There’s a real tension here, I think. If you’re doing interesting creative work, most of the time you want to share it with people. You want it to have an impact. Getting involved with some form of commerce is often the fastest, and sometimes the best way to do this.
But as the Miller quote shows, a lot of creative people view this is selling out.
I’ve seen this tension play out with a lot of artists that I’ve liked. One of the first was the band X, who started out on Slash records before signing a major label deal with Elektra.
They didn’t do that to get rich, they did it because they wanted everyone to hear their music. I wanted everyone to as well. Unfortunately, they didn’t get rich and they didn’t reach everyone either. Steve Albini nicely summed up the problems with this approach.
Afterwards, their guitarist Billy Zoom said:
It’s only selling out if you get a bunch of money.
I’m not sure what the right answer is here. As Albini outlines in his articles, in the music world, signing with a major label that is trying to sell to everyone hasn’t worked. I think that a big part of the problem is that the music they’re making will never appeal to everyone – so there is a mismatch between the value that they’re creating and the channel they are using to reach people once they sign to a major.
This leads to the Arthur Miller problem, where commerce pollutes creativity.
On the other hand, when you have great ideas, you want to have them heard. What can you do?
The Ernest Jones quote gives us a clue. You need to think about the business model – what is the value you are creating, and for whom? If you answer these questions correctly, then you can use commerce to increase your impact.

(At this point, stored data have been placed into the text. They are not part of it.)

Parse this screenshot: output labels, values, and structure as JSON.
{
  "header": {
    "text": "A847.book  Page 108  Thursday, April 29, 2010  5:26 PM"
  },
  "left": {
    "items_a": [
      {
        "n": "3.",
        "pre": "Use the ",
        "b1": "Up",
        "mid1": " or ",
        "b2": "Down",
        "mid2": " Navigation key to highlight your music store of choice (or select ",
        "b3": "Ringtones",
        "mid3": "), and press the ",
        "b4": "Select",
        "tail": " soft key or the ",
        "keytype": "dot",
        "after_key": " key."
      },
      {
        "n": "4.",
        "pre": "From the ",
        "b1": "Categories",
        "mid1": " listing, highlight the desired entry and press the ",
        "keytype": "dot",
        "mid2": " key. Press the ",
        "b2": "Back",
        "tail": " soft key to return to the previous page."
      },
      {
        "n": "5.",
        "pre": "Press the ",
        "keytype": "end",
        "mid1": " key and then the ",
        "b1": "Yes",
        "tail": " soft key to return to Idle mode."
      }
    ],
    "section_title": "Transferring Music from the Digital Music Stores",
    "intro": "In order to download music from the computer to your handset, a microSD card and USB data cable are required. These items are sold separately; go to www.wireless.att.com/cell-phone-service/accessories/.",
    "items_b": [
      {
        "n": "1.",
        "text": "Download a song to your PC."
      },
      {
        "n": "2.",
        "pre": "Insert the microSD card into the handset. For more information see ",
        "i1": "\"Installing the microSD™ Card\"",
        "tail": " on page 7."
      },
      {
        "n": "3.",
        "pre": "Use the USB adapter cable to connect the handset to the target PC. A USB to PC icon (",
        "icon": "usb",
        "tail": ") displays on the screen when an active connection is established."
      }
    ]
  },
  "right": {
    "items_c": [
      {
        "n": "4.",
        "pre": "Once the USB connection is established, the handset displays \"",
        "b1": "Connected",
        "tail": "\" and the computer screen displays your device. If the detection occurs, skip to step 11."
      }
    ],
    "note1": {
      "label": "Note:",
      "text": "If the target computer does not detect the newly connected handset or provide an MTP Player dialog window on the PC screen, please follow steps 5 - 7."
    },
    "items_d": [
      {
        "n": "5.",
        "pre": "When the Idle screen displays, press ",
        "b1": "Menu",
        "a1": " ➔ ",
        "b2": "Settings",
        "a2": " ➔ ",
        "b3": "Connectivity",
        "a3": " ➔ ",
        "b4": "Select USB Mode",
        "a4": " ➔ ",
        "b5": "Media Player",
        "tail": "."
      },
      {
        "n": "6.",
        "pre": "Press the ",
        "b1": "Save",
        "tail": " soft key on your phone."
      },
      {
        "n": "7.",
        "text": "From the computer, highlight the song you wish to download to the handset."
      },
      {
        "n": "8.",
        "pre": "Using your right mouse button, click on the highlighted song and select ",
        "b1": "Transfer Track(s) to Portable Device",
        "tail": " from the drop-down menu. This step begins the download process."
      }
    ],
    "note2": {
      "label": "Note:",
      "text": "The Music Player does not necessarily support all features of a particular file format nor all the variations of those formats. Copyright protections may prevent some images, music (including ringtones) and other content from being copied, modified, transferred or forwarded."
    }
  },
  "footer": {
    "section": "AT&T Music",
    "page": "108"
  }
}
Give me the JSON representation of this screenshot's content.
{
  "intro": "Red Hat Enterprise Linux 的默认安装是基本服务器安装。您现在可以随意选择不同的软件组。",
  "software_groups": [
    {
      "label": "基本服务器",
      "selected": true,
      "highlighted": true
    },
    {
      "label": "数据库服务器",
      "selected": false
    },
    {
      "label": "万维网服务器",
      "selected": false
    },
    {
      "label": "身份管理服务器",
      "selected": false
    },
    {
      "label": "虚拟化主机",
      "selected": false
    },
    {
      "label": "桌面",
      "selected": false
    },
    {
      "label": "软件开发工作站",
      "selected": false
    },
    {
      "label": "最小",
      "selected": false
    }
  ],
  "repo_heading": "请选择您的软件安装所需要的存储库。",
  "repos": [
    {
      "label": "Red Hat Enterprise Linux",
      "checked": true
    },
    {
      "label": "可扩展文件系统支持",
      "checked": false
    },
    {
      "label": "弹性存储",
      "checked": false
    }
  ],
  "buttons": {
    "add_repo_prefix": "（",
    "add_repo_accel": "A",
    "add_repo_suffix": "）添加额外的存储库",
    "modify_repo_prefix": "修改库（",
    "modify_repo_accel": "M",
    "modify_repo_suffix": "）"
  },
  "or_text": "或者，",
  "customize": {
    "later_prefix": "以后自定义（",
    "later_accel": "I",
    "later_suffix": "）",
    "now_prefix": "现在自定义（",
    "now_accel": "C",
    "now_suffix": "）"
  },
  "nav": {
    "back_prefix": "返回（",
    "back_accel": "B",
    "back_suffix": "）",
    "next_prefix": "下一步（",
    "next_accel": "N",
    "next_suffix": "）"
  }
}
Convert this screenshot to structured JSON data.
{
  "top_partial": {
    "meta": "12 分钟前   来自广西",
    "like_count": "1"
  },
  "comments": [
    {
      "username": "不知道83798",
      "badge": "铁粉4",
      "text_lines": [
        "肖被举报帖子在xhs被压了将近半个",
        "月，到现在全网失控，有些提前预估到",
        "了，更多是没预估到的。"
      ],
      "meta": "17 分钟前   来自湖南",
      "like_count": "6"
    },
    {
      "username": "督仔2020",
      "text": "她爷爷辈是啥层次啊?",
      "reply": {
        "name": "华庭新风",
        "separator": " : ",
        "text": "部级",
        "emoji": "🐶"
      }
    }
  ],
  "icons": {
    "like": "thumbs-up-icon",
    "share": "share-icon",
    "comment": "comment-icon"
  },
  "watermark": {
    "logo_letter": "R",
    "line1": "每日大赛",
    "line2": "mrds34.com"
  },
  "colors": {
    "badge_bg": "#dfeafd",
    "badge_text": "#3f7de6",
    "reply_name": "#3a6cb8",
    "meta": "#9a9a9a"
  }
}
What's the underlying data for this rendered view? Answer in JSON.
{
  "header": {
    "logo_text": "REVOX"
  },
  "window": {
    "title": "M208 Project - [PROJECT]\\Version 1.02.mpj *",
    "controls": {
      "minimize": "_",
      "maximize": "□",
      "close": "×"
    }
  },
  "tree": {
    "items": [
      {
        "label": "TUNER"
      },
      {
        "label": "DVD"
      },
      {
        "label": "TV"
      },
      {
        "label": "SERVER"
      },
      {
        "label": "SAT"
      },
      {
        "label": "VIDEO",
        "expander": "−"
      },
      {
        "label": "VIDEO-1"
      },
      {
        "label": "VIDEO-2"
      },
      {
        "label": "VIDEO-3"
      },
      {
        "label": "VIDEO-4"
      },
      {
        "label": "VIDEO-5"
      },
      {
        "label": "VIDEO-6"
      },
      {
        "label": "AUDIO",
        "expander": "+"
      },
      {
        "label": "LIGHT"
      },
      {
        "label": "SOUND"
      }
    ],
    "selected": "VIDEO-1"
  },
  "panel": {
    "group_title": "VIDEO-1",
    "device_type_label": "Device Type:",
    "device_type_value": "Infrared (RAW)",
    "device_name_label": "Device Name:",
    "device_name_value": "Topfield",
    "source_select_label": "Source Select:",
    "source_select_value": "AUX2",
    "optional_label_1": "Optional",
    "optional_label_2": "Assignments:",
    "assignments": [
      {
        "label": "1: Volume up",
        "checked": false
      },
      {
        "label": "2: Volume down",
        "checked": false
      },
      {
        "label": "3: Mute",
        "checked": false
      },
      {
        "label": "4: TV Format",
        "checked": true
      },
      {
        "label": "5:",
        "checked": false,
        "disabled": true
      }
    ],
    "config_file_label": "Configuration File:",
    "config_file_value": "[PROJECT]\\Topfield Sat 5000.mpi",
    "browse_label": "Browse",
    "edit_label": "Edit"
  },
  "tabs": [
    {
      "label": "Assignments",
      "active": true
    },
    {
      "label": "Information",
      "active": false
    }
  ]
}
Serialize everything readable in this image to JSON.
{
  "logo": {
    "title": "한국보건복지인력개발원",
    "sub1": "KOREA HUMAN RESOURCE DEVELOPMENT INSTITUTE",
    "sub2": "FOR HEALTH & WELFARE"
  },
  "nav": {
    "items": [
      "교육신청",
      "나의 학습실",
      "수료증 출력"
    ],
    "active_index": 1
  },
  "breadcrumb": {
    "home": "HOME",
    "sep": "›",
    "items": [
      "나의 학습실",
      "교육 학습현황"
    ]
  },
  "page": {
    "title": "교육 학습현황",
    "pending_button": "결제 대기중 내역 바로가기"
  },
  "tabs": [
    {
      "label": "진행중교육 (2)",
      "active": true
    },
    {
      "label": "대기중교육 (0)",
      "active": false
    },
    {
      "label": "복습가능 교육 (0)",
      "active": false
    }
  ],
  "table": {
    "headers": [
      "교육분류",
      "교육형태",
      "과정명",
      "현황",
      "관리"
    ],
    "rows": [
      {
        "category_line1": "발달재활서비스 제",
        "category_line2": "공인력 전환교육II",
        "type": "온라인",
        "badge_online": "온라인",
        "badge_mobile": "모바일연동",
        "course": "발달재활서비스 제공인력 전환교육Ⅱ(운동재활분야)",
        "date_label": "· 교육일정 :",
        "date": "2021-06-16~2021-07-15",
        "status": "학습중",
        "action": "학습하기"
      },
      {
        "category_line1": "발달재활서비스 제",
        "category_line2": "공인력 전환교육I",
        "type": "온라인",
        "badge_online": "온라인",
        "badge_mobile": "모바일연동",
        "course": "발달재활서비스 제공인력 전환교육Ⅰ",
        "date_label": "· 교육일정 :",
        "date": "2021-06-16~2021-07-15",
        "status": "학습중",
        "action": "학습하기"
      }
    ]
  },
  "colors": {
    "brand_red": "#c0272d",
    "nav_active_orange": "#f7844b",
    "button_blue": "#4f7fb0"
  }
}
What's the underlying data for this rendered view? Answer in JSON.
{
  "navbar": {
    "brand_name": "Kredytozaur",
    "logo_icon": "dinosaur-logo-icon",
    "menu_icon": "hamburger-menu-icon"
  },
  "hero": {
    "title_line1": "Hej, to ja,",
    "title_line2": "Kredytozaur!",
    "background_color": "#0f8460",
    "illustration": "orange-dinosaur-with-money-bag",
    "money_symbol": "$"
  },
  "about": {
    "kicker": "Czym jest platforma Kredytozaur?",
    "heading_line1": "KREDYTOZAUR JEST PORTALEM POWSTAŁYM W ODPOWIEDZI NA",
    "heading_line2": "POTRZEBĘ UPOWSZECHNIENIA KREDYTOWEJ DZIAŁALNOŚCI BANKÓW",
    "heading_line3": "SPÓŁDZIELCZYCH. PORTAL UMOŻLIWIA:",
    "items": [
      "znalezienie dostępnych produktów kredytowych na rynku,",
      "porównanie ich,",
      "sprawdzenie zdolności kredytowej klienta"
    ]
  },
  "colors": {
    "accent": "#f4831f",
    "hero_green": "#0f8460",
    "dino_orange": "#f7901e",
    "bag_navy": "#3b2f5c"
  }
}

Kristin Hersh is a great example of an artist that has gotten this equation right. She has used a combination of free and paid distribution methods. She’s not making music for everyone, but she’s tailored her channels to maximise the chances that she’ll reach the people most likely to respond to her music.
That’s good commerce, and it’s resulted in great art. Her output since she hit upon this model is the best of her career, if you ask me.
Even though the term “business model” may be anathema to most creative people, it’s an important tool. Creative people do create value. And they still have to eat.
Building a good business model is the first step in turning creativity into impact. And if you do that well, you can turn creativity into other things too, like food.
You can use your business model to share your art, not debase it.